Vi raccontava della guerra?
«Alcune bombe avevano colpito il cortile della casa dei nonni a Torino, incendiandola in parte e distruggendo qualche libro. Per evitare ulteriori danni spostarono la biblioteca in campagna a San Giacomo. Quando giocavamo nel cortile trovavamo proiettili, bombe inesplose. Per andare a San Giacomo c’erano ponti rotti, si doveva guadare il fiume in auto. In montagna, con il nonno, malgrado la sua gamba malmessa, andavamo a piedi lungo il percorso che lui e Ida avevano fatto pochi anni prima per andare in Svizzera, tramite il col Fenêtre a quasi 3.000 metri, in mezzo a una bufera di neve, con i fascisti e i nazisti alle calcagna».
Com’era in famiglia?
«Amava moltissimo noi nipoti. In montagna, a By, la sera lui e la nonna ci chiedevano di cantare. Noi fratelli cantavamo a lungo le canzoni imparate in America. Ci ha insegnato “La montanara, ohè! si sente cantare” e “Su pei monti, su pei monti”. Ovunque ci trovassimo era vietato disturbare il nonno quando lavorava. Durante il pranzo, il tè e la cena si era liberi di parlare».
E quando Einaudi diventa presidente?
«Nonna Ida ha pianto, si aspettava di vivere gli ultimi anni tranquilla, a San Giacomo, con i nipoti. Poi però ha seguito il nonno, dando un apporto fondamentale al suo lavoro di Presidente. Alla sua elezione noi eravamo negli Stati Uniti.

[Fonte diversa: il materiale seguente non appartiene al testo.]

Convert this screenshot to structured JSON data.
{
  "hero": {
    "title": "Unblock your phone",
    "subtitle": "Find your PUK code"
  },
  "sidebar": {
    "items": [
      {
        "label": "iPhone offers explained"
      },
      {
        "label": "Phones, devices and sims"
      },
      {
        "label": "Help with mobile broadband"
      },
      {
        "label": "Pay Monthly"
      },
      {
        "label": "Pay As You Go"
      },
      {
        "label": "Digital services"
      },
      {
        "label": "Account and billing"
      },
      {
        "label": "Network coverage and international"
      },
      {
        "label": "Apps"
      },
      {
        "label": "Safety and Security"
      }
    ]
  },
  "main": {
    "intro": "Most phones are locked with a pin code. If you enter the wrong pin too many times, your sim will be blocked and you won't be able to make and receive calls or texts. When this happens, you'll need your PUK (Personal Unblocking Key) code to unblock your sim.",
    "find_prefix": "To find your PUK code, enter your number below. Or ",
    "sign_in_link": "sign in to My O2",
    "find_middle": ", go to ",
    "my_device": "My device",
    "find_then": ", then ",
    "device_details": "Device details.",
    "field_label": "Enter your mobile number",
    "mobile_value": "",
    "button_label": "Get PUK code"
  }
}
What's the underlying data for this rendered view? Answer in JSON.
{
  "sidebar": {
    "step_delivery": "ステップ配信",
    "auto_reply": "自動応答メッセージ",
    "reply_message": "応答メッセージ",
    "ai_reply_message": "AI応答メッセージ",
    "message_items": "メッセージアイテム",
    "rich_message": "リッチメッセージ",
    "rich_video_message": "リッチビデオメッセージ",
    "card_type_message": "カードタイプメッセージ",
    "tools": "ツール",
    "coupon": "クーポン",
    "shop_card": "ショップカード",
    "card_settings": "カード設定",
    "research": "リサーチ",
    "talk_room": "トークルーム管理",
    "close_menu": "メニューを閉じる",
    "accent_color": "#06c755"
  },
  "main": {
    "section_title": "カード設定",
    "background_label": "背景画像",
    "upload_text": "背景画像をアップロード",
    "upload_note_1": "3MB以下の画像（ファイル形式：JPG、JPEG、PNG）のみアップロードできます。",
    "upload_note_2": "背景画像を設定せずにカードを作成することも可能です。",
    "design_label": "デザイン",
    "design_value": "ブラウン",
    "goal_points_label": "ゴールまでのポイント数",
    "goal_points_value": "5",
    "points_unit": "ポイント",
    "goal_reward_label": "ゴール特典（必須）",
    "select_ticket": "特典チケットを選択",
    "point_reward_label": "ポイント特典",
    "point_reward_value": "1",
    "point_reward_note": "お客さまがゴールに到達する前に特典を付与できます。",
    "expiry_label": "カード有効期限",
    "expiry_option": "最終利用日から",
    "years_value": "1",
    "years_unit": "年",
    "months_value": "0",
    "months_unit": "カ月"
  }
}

L’anno dopo, allo sbarco della nave a Napoli siamo stati accolti da una banda musicale anziché dalla dogana. Abbiamo abitato al Quirinale qualche volta. Era un posto magnifico, si giocava nei giardini. Andavamo insieme anche alla spiaggia di Castel Porziano, poi a Caprarola, nella Casina Farnese dove i nonni facevano restaurare le fontane distrutte».
Cosa direbbe suo nonno dell’Europa?
«L’Europa di oggi è mille volte meglio di quella di una volta. Ci sono debolezze, ma facciamo parte di un sistema libero e collegiale. Come diceva Luigi Einaudi, l’economia non deve regolare ogni cosa, ci deve essere prima di tutto un senso di appartenenza. L’Europa unita, nata dopo due guerre micidiali, è fondamentale. Se l’Europa esiste lo dobbiamo anche a Luigi Einaudi, i cui primi articoli sul tema risalgono al 1898».
Suo nonno aveva una visione interessante della funzione delle opere pubbliche...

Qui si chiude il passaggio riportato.